One of the most-quoted “Simone’s Maxims” (from a 1999 article in Clinical Cancer Research) is that “institutions don’t love you back.” Well, they may not love you, but they are increasingly paying attention to you. Healthcare systems want to know how you feel and what you’re saying—even outside of work. Is this intrusion into employees’ personal lives meant to improve morale or police dissent?
I’ve recently written two essays exploring the relationship between individuals and healthcare systems. The first asks how employers can tackle the problem of employee “wellness.” The second asks whether hospitals have a right to discipline doctors for outré political views.

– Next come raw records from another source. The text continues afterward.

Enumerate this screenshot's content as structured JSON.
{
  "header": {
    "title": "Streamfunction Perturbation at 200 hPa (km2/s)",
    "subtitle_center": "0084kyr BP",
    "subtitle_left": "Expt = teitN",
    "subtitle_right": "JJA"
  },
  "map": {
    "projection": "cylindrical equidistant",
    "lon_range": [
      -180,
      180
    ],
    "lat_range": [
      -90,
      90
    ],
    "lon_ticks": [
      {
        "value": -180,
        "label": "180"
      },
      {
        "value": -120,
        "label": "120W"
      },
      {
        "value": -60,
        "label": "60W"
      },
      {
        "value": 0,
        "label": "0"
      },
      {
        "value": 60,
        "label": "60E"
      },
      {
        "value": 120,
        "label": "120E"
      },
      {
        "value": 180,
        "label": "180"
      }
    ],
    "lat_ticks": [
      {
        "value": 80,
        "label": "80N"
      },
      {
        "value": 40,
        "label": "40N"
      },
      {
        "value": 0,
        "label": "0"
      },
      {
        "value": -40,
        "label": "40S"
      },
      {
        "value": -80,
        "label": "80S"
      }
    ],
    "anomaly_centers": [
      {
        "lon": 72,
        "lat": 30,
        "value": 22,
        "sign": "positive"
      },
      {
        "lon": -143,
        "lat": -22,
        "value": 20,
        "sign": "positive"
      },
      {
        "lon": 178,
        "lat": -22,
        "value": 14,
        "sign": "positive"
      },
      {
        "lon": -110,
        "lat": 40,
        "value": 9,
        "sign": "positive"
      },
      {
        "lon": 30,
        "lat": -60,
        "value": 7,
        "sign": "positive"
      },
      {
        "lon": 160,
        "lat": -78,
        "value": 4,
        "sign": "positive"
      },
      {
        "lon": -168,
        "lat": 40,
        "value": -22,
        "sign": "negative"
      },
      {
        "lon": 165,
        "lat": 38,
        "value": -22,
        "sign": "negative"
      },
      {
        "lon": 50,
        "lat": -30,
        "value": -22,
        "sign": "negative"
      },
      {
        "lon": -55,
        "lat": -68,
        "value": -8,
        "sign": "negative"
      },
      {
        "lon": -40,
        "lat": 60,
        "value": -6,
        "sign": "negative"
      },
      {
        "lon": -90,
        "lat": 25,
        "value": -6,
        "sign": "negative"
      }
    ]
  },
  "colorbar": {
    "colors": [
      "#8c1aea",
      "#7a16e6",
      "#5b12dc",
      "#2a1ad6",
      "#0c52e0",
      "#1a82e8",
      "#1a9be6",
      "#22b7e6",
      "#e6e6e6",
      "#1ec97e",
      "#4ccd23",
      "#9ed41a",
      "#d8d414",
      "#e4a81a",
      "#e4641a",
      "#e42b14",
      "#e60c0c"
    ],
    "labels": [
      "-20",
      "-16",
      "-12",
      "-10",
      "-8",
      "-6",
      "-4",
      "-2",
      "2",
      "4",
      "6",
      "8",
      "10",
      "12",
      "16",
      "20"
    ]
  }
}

Mergers and afflictions: can wellness soothe the healthcare beast? in the Journal of Clinical Pathology:
The physical and psychic burdens of working within this system have thankfully become an acceptable topic of conversation. Employers openly acknowledge the epidemic of burnout—meaning ‘overwhelming exhaustion, feelings of cynicism and detachment from the job, and a sense of ineffectiveness and lack of accomplishment’. The flipside of reducing stigma, however, is normalising suffering. The website Medscape publishes an annual ‘physician burnout and depression report’, which flattens the profession’s distress into aloof pie charts and bar graphs. The National Institute for Occupational Safety and Health recently launched a campaign to support hospital leaders in combating burnout. Staff can perhaps look forward to completing mandatory burnout training after they have finished their blood-borne pathogens course and N95 mask fitting.
Employers, of course, profess to care about worker well-being. Formal initiatives abound. But the quality of mercy is often contingent on the quality of balance sheets. Among the worst epithets that get thrown around in healthcare is the accusation that one’s department is a ‘cost centre’. This means that the department loses money despite the essential services it provides. Clinical laboratories’ fortunes have waxed and waned over the years. Their value has depended on test menus and volume, payer mix and the whims of the Medicare fee schedule. During the worst of the COVID-19 pandemic, labs saw much of their routine work diminished, but could bolster their bottom lines with SARS-CoV-2 assays. As millions of people sought out COVID-19 tests, laboratory technologists briefly became respected front-line heroes. Now they are back to simply being ‘the lab’, and fiscal gravity has kicked back in.
Ousting doctors for bad opinions is bad medicine in the Boston Globe:
Medicine brought this problem to its own door. The profession spent the Trump and pandemic years encouraging doctors to speak out under the auspices of patient advocacy. The argument went that medicine and public health are inherently political; therefore, openly engaging in political action is the honest approach. This mandate, however, was always contingent on having shared politics.
Here is a pdf copy available to all.
Thanks for reading,
Ben
My personal litmus test for if/when doctors should be disciplined for espousing radical views is when they advocate for things that could have a direct health impact and are well outside the accepted mainstream medical consensus. For example, someone may be a brilliant neurosurgeon, but if they spend their free time spreading misinformation like vaccines cause autism, that would be fair game. I am personally shocked that physicians like Vinay Prasad and Jay Bhattacharya that signed the Great Barrington Declaration and have only gone further down the conspiracy theory and quackery rabbit hole retain their faculty positions at prestigious institutions.
On the topic of purely political speech, I am inclined to agree healthcare providers should not be punished for espousing personal beliefs that I find objectionable. For one example, early in 2020, I was seeing a cardiologist in Tampa for a work-up of sudden onset palpitations. This MD spent the entirety of my stress test ranting about liberal plots to take down Trump (the combined effect of the treadmill and his political speech certainly pushed my heart to its limit!) I politely finished my appointment and never returned for follow-up. I don't think he should be fired or anything dramatic, although their conduct was certainly unprofessional and IMO crossed a line. Luckily there are a number of specialists in my area, but people in more rural areas may not have the luxury of shopping around if they're stuck with a doc like that one.